Study Proves Fake News Won Trump the Election
A study from Ohio State found that fake news convinced 4% of voters not to vote for Clinton
The effect that fake news had on the 2016 election has been hotly debated over the last year and a half. UCOMM has covered the criticism that social media sites like Facebook have taken for failing to stop it and allowing stolen data to be used to target these ads. While the term “fake news” has gotten blown way out of proportion, with people like Trump using it to refer to any news that is negative for him, many do believe that this fake news had a significant impact on changing peoples votes. A new study by professors at Ohio State University may now have come up with a way to quantify that impact.
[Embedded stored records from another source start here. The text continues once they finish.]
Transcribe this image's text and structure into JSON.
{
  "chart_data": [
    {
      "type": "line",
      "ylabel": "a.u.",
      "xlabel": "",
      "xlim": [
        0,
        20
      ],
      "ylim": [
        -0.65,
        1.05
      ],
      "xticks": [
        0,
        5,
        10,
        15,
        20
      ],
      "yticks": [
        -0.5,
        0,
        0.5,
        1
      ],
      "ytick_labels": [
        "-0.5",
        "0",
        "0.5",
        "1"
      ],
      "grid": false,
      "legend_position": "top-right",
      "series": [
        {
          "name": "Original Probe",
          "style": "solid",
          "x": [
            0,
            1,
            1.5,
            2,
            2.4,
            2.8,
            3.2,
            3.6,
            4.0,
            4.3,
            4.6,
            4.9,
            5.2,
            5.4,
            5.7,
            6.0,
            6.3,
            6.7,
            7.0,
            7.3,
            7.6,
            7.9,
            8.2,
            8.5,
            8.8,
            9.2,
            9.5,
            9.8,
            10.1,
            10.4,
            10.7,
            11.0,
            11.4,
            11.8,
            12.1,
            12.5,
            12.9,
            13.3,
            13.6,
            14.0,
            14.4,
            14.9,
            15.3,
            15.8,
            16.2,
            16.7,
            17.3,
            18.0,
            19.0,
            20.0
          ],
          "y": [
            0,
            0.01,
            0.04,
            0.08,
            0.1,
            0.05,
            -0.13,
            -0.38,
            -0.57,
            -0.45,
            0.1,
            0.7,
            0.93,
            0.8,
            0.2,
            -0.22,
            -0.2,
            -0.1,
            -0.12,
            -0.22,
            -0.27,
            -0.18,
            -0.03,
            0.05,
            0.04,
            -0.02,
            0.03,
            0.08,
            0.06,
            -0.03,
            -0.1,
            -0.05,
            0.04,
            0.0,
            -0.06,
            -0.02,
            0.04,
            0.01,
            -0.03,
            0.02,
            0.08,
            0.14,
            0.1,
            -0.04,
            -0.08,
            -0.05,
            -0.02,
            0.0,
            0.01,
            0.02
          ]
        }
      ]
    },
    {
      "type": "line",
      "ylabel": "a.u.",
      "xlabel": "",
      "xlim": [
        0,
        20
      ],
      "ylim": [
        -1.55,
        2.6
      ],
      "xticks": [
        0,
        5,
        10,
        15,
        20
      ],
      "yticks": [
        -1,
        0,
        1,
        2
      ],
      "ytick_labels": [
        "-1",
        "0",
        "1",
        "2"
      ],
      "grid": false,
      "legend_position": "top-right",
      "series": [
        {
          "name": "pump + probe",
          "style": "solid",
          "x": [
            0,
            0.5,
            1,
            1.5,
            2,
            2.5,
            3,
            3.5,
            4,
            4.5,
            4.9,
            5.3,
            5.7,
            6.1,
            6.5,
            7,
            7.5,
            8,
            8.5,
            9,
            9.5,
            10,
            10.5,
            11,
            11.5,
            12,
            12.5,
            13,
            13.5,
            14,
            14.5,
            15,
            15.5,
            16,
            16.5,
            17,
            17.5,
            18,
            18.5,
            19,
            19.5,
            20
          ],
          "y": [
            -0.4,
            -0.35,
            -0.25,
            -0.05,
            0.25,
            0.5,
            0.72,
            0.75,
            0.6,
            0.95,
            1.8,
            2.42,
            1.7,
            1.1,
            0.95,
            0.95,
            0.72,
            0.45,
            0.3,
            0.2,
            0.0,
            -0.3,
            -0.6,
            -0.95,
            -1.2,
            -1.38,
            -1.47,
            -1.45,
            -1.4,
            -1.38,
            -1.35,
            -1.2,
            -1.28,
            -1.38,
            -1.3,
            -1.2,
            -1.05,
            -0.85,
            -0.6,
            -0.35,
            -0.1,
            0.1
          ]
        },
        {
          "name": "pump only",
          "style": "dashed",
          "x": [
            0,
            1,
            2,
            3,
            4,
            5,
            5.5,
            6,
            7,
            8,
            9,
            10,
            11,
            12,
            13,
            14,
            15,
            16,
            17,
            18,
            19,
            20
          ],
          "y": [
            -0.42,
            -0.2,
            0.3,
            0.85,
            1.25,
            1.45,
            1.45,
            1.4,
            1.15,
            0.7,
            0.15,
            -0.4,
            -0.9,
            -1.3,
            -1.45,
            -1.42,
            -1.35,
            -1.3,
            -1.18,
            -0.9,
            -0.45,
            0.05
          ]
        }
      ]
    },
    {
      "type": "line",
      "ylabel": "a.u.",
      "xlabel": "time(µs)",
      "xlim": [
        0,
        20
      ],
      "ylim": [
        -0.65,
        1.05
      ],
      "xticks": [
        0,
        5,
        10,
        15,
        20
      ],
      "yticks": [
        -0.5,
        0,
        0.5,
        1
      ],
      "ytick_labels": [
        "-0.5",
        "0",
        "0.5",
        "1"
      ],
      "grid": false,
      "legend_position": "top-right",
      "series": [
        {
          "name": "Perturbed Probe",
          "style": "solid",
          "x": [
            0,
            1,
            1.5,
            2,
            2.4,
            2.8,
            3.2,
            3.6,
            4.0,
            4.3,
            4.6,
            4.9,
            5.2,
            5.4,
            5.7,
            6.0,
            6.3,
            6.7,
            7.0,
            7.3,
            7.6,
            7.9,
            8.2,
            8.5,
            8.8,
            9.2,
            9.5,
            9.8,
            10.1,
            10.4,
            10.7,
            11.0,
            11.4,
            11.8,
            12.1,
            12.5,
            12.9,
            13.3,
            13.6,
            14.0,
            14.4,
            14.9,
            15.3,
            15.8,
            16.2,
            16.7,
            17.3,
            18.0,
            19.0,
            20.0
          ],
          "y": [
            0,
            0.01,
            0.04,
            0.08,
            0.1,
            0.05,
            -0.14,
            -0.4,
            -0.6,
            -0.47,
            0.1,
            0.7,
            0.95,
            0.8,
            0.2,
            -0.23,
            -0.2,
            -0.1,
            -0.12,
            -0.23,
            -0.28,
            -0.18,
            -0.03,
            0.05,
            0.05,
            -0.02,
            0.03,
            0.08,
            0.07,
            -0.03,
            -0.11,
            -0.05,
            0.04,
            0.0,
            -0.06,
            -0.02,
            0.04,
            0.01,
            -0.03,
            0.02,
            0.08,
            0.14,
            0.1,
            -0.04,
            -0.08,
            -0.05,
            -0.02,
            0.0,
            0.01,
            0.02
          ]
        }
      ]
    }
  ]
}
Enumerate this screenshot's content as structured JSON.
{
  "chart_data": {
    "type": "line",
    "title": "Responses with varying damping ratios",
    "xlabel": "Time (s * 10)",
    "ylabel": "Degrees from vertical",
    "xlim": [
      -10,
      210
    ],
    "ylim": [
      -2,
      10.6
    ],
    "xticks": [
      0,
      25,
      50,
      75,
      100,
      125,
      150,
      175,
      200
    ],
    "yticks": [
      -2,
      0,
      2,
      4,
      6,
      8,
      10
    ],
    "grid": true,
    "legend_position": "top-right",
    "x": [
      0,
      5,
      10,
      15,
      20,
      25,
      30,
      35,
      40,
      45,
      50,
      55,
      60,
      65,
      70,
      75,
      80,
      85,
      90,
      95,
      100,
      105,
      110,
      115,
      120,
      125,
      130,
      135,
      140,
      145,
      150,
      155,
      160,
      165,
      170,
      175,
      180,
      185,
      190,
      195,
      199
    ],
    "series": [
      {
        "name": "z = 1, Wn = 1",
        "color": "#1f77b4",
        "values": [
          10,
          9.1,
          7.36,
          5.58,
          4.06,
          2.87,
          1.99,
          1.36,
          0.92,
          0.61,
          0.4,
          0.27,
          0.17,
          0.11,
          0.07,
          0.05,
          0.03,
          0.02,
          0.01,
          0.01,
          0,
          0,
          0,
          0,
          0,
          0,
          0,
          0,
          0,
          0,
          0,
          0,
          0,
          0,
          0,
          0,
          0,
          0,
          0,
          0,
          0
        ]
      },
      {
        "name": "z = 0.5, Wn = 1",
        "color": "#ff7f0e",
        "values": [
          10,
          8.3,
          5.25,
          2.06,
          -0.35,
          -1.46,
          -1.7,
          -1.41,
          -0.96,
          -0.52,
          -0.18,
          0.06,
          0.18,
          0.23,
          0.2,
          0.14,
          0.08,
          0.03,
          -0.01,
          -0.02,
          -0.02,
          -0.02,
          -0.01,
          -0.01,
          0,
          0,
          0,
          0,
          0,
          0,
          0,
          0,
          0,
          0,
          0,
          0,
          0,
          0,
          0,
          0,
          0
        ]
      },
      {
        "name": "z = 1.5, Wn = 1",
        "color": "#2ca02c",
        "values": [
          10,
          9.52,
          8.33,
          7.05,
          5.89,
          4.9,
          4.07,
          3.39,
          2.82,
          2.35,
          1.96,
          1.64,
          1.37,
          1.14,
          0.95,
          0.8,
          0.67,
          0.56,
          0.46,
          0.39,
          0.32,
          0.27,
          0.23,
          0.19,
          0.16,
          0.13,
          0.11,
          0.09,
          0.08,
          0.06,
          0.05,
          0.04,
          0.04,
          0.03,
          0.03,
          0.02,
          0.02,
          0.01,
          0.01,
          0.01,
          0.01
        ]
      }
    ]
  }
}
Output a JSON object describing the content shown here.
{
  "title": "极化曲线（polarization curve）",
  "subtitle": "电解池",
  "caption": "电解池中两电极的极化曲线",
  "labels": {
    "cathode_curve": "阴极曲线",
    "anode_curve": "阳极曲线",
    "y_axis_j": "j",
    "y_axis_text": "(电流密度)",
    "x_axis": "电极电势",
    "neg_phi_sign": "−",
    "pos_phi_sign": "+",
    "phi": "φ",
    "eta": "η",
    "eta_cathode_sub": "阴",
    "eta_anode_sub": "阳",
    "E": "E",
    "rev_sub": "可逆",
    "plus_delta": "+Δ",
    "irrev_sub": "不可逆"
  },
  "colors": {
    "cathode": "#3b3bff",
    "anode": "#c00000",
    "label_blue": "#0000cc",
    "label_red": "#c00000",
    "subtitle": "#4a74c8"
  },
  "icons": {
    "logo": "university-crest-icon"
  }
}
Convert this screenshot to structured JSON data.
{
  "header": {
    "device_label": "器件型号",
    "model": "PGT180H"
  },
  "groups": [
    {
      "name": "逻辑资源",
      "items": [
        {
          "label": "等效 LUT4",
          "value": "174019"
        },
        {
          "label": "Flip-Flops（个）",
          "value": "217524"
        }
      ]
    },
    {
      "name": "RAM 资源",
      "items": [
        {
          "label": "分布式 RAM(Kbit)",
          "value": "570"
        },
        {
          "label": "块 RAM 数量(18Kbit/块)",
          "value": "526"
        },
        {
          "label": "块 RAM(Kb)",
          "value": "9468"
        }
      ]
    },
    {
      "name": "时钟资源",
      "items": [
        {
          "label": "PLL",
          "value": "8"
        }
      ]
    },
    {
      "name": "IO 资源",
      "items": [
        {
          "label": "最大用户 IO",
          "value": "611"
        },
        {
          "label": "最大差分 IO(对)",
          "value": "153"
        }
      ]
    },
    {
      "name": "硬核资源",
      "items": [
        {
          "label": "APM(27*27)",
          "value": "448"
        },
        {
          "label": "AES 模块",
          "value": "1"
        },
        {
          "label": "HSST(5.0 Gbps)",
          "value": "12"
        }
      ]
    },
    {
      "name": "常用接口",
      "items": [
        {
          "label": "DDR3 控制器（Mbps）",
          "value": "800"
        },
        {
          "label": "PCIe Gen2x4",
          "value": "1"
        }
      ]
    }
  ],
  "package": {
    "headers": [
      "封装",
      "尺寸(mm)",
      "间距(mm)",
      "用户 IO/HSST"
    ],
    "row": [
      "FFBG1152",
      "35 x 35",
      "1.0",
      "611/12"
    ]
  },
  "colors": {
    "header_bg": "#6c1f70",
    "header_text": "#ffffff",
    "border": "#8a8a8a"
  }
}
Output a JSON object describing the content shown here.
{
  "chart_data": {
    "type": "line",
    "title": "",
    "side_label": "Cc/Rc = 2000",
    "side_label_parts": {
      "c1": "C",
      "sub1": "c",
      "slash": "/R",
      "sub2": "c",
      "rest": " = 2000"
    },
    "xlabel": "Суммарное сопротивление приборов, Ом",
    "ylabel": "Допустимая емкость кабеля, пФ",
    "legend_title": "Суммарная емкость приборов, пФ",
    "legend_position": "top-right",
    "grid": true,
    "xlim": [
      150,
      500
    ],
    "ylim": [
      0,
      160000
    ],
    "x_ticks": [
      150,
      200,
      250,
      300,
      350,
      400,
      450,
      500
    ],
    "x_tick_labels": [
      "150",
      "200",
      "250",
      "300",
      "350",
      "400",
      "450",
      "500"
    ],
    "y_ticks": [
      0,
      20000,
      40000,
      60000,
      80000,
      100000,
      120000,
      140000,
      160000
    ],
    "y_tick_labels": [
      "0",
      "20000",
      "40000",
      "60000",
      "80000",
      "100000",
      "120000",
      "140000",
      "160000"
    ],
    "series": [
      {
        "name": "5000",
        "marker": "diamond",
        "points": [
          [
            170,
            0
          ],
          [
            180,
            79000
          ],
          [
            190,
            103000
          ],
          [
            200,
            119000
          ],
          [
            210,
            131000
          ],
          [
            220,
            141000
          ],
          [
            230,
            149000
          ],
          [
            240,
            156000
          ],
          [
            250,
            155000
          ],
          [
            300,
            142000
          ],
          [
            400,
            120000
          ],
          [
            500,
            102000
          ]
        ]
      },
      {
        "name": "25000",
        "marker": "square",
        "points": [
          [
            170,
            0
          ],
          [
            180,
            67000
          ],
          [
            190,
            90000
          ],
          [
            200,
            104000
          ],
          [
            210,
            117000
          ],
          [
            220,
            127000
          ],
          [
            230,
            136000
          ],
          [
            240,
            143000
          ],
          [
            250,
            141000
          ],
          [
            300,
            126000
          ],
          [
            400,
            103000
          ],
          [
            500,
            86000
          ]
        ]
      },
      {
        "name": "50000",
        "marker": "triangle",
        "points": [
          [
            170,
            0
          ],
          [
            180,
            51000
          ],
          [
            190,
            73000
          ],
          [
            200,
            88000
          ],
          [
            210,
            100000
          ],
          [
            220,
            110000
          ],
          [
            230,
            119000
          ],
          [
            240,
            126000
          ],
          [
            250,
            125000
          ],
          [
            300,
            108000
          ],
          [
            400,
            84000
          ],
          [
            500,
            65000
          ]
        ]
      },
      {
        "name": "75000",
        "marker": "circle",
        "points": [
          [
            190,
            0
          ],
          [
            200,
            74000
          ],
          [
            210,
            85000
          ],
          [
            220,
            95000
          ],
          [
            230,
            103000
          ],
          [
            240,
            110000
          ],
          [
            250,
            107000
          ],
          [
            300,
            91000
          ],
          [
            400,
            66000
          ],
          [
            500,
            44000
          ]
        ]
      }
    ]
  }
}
The study found that fake news had a significant impact on the election, finding that if you were exposed to fake news you were 4x more likely to vote against Hillary Clinton or not vote at all. To determine this, the researchers gave 585 Obama supporters a 281-question survey. Of the people in the group, 23% did not vote for Clinton, either abstaining from voting or voting for another candidate. 10% said that their other vote was for Trump. As part of the 281 questions, the researchers placed three stories that were extremely popular during the campaign but were fake. Those stories were:
- Clinton was in “very poor health due to a serious illness”
- Pope Francis endorsed Trump
- Clinton approved weapons sales to Islamic jihadists, “including ISIS”
They then asked the people in the group to identify which of the stories were true. Overall about 25% of the Obama supporters said that at least one of the fake news stories were true. Of those that believed at least one of the fake news stories, only 61% voted for Clinton and if you believed two or three, that percentage dropped to only 17%. Of the people who believed none of the stories were true, 89% voted for Clinton.
This means that if you believed one of the fake news stories that the Russians and Trump pushed out during the campaign, you were significantly more likely to vote for someone other than Clinton. Clinton only lost Michigan, Pennsylvania, and Wisconsin by 77,744 votes or 0.6%, meaning that a 4% swing of voters voting against her or not showing up to polls could very well have cost her the election.